What are his wrong thoughts?

Believing that:

Mistakes That Men Make When It Comes To Sex

1. All women like the same thing.

Many men tend to think like that. However, women are very different from one another: what one likes, for another may be indifferent or even annoying.

They do not necessarily know about female sexuality; No matter how many relationships they have had before, they do not have to guess how the body of the woman they are with will react.

Each female body has its own particularities and these must be respected: sometimes what makes one woman aroused, another cools her down.

2. Caressing only in bed.

In general, men do not know that a woman, in order to feel sexually disposed, has to feel courted and seduced: she needs her partner to show her affection, kiss her and cuddle her not only when looking for a sexual encounter.

3. The quantity is the most important.

Most males privilege quantity over quality because it relates the ability to have more than one orgasm with youth and virility.

Younger men can repeat the sexual act several times, and with age, this possibility disappears. Undoubtedly, the masculine concept of competition and rivalry with others is also present in the sexual arena.

It is common for them to boast of their own records. Therefore, the number is so important for men, because it can be measured and compared. And really, women are much more interested in the quality of the encounter.

4. Going too fast to penetration.

Many women say that in order to achieve a good sexual encounter, they need kisses and caresses in different parts of the body (arms, legs, abdomen, buttocks, breasts, etc.), only to reach the genitals.

The whole body is a large erogenous zone: you have to explore it, know it and discover various erotic points before reaching the genitals. Also, the emotional and psychological aspects are very important for women, so they should not be denied.

5. The only goal: orgasm.

For many men, it is impossible to conceive a sexual relationship in which “ejaculation” and “orgasm” do not necessarily appear.

Sometimes, and especially after the mid-age, non-organic difficulties with erection or ejaculation appear quite frequently.

And these men, instead of living with pleasure what they have already achieved, live with anguish what has not been achieved. Because of this myth, it is difficult to conceive that sex can be something relaxed, with interruptions, rest, talk, laughter, in short, something extremely pleasant and less anxious.

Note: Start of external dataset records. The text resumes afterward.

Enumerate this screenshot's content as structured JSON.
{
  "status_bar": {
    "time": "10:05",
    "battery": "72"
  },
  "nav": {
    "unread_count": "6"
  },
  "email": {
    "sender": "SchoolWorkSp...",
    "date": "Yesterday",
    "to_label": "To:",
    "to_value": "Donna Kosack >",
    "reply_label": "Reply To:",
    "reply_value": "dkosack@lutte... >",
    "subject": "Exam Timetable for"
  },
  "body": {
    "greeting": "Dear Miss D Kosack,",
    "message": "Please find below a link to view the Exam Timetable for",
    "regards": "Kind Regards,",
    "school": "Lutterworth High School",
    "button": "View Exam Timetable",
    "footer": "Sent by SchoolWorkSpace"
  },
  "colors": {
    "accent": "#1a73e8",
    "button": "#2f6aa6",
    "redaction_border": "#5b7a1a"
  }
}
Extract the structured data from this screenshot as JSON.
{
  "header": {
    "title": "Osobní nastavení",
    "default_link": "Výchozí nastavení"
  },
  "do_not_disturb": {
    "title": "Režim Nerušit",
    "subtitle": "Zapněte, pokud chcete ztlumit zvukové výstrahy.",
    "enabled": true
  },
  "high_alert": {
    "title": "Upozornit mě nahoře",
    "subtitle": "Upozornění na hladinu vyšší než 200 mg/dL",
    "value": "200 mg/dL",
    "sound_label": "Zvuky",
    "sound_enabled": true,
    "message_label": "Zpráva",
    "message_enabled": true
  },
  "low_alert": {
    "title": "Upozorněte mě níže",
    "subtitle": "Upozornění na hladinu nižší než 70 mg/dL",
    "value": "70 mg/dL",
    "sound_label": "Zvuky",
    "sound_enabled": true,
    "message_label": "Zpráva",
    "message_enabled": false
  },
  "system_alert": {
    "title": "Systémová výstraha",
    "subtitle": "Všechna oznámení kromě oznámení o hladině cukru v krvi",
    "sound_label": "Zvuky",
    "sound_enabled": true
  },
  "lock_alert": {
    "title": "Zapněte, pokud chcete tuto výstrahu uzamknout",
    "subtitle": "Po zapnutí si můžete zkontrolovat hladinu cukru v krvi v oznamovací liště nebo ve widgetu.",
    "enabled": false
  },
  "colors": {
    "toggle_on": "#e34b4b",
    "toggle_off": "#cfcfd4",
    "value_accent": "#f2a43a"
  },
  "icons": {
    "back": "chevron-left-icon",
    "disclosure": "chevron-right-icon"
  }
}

There is no doubt that the orgasm is very pleasant, but it stops being for the man and the woman when reaching it makes them “work hard”. In many occasions, a relationship can be pleasant for both, although one of them has not reached it.

6. Wanting it to be like in porn movies.

On the one hand, watching triple X movies is fine, if both agree. But what you see in them is not real, it’s a fantasy.

Pornography builds myths of how sexuality should be, creating high levels of demand that, as a consequence, contribute to the persistence of sexual conflicts in watchers suffering from impotence, premature ejaculation, anorgasmia or complexes with the size of the penis.

It is argued, tendentiously, that the length of the penis is the most important for female satisfaction or that women become excited if they are mistreated.

That is why some women reject pornography, perhaps because it has been conceived from that particular masculine way of understanding sexuality.

However, many couples can use it to give more intensity to their sex life; They may even try to imitate some positions or fantasies. However, it must be an act of common agreement.

7. Thinking that penetration is everything.

For many men, sex consists of penetrating. This belief comes from that myth according to which “the woman only reaches orgasm with intercourse”.

However, most women can not achieve orgasm just because of penetration. It is important, in the female orgasmic response, the adequate stimulation of the clitoris (either by masturbation, through a sex toy, oral sex, etc.).

In general, when men know this and are informed, their demands are reduced.